Can you DM me some examples of short densely packed prompts that the LLM struggles with? I’d just like to better understand what’s happening.

These models have a natural tendency to want to summarize their answers. The entire mechanism by which they work is more of a compression engine than anything. They can’t actually reason so if they’re not transforming something in the input to the output there’s a reason for it.

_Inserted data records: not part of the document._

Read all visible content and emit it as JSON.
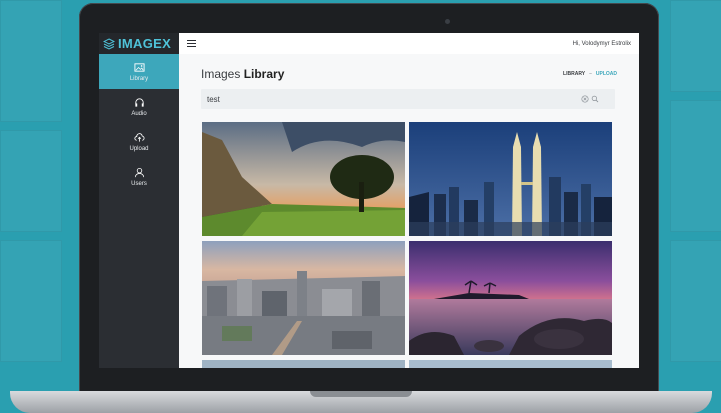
{
  "app": {
    "brand": "IMAGEX"
  },
  "sidebar": {
    "items": [
      {
        "label": "Library",
        "icon": "image-icon",
        "active": true
      },
      {
        "label": "Audio",
        "icon": "headphones-icon",
        "active": false
      },
      {
        "label": "Upload",
        "icon": "cloud-upload-icon",
        "active": false
      },
      {
        "label": "Users",
        "icon": "user-icon",
        "active": false
      }
    ]
  },
  "topbar": {
    "greeting": "Hi, Volodymyr Estrolix",
    "menu_icon": "hamburger-icon"
  },
  "main": {
    "title_light": "Images ",
    "title_bold": "Library",
    "breadcrumb": {
      "current": "LIBRARY",
      "separator": "–",
      "link": "UPLOAD"
    },
    "search": {
      "value": "test",
      "clear_icon": "clear-icon",
      "search_icon": "search-icon"
    },
    "images": [
      {
        "subject": "mountain-valley-tree-sunset"
      },
      {
        "subject": "twin-towers-city-night"
      },
      {
        "subject": "city-skyline-dusk"
      },
      {
        "subject": "rocky-beach-sunset"
      }
    ]
  },
  "colors": {
    "accent": "#3da7bb",
    "sidebar": "#2b2e33",
    "background": "#2a9fb0"
  }
}
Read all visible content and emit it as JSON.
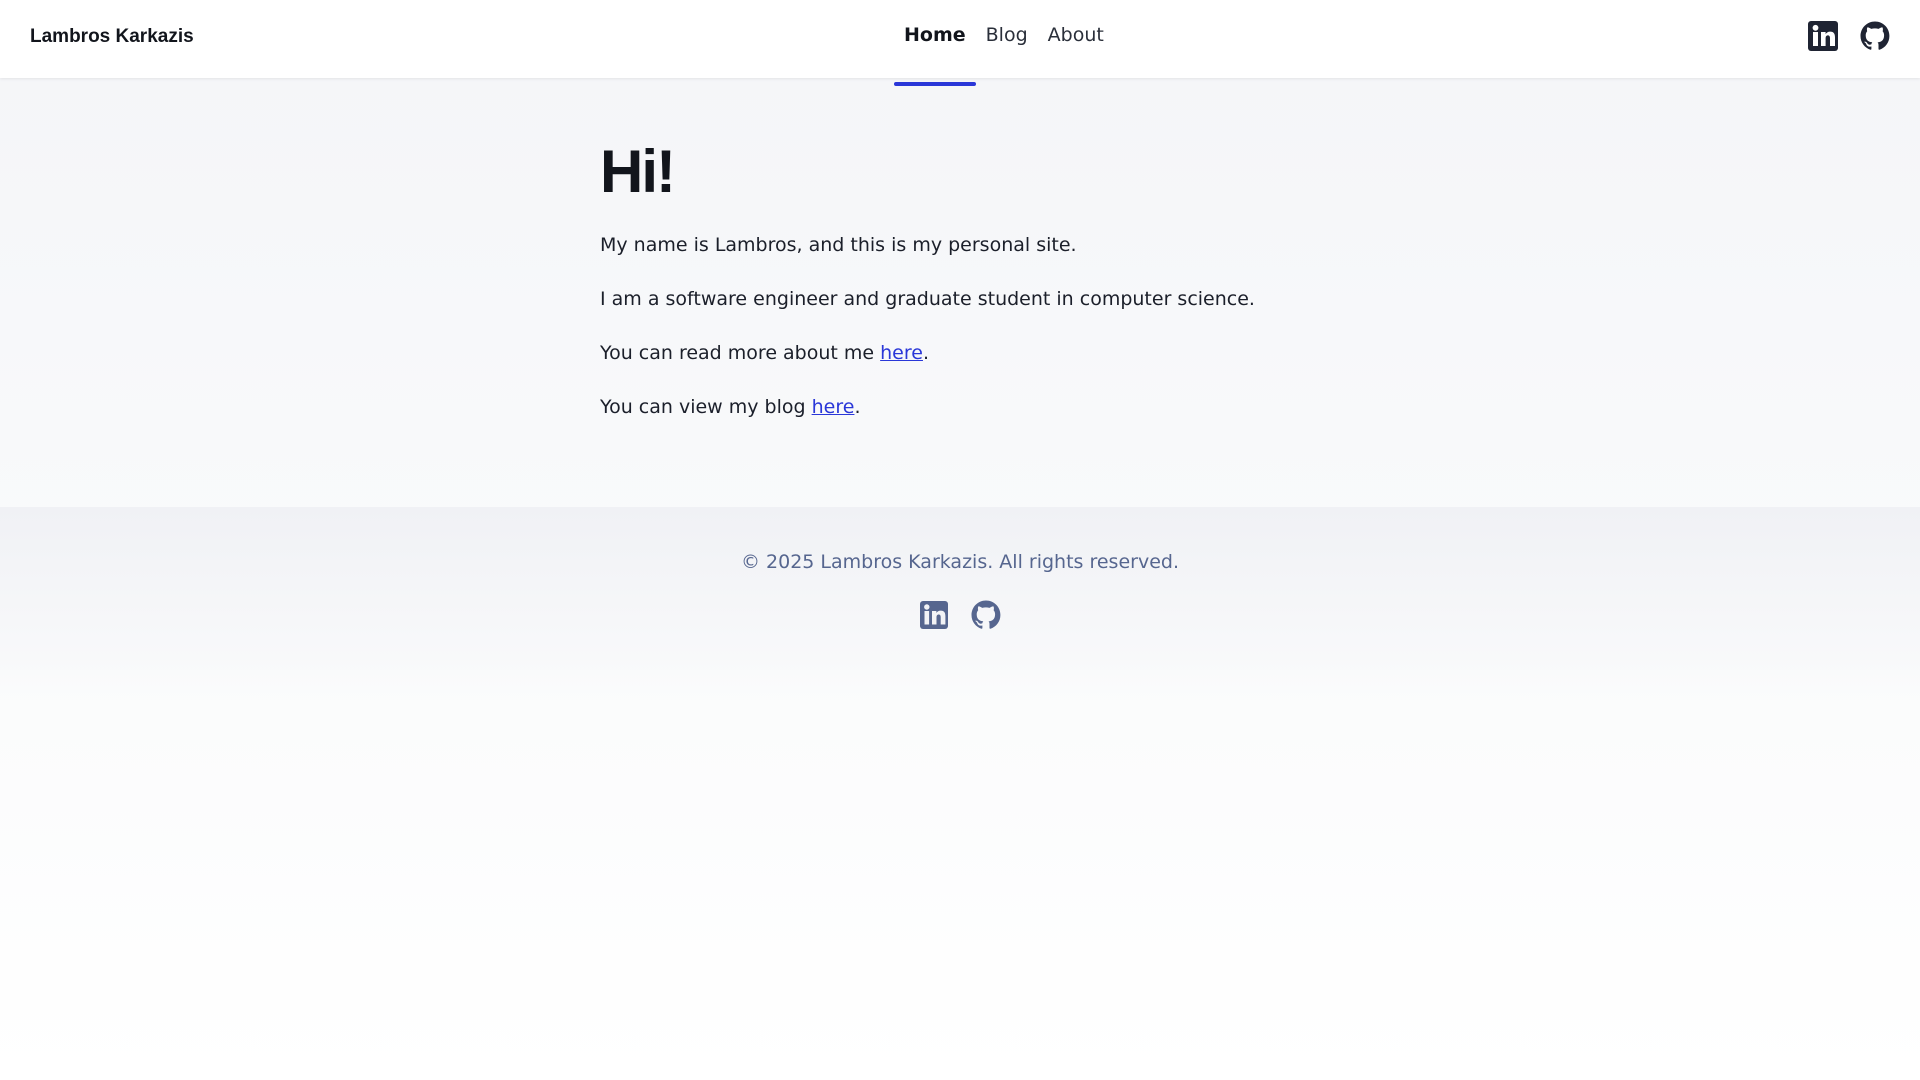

They often drop information but it’s usually because of their desire to summarize l.

1 Like

The prompt below has only 200 tokens:

A group of people is taking part in a physical education study. Various data were collected about these individuals, and by analyzing their ages, it was possible to establish the following relationships:

John is older than Mary. John is younger than Tom. Sarah is younger than Tom. Bob is older than Mary. Joseph is older than Kate. Olivia is older than Amelia. Joseph is younger than William. Bob is younger than Daniel. Amelia is younger than Emma. Kate is older than Sarah. Joseph is older than Mary. William is older than Mary. Sophia is older than Kate. Emma is younger than Tom. William is younger than Tom. Sophia is younger than John. Olivia is younger than William.

The study aims to measure the effects of an exercise on older individuals, and there is limited space available, so only the oldest person from this list can participate at this moment. You need to select the oldest person. If it is not possible to determine, just list the candidates for the oldest person. Work carefully.

GPT-4o-latest, GPT-4 Turbo, Gemini-1.5-pro-exp-0827 all incorrectly state that Tom is the oldest.

*The only one that got it right was Sonnet 3.5, saying that the candidates are Tom and Daniel.

Note that this is a common example of condensing information. A large file could be reduced to these 200 tokens of essential information, but the LLM would struggle to reason about it due to its high density.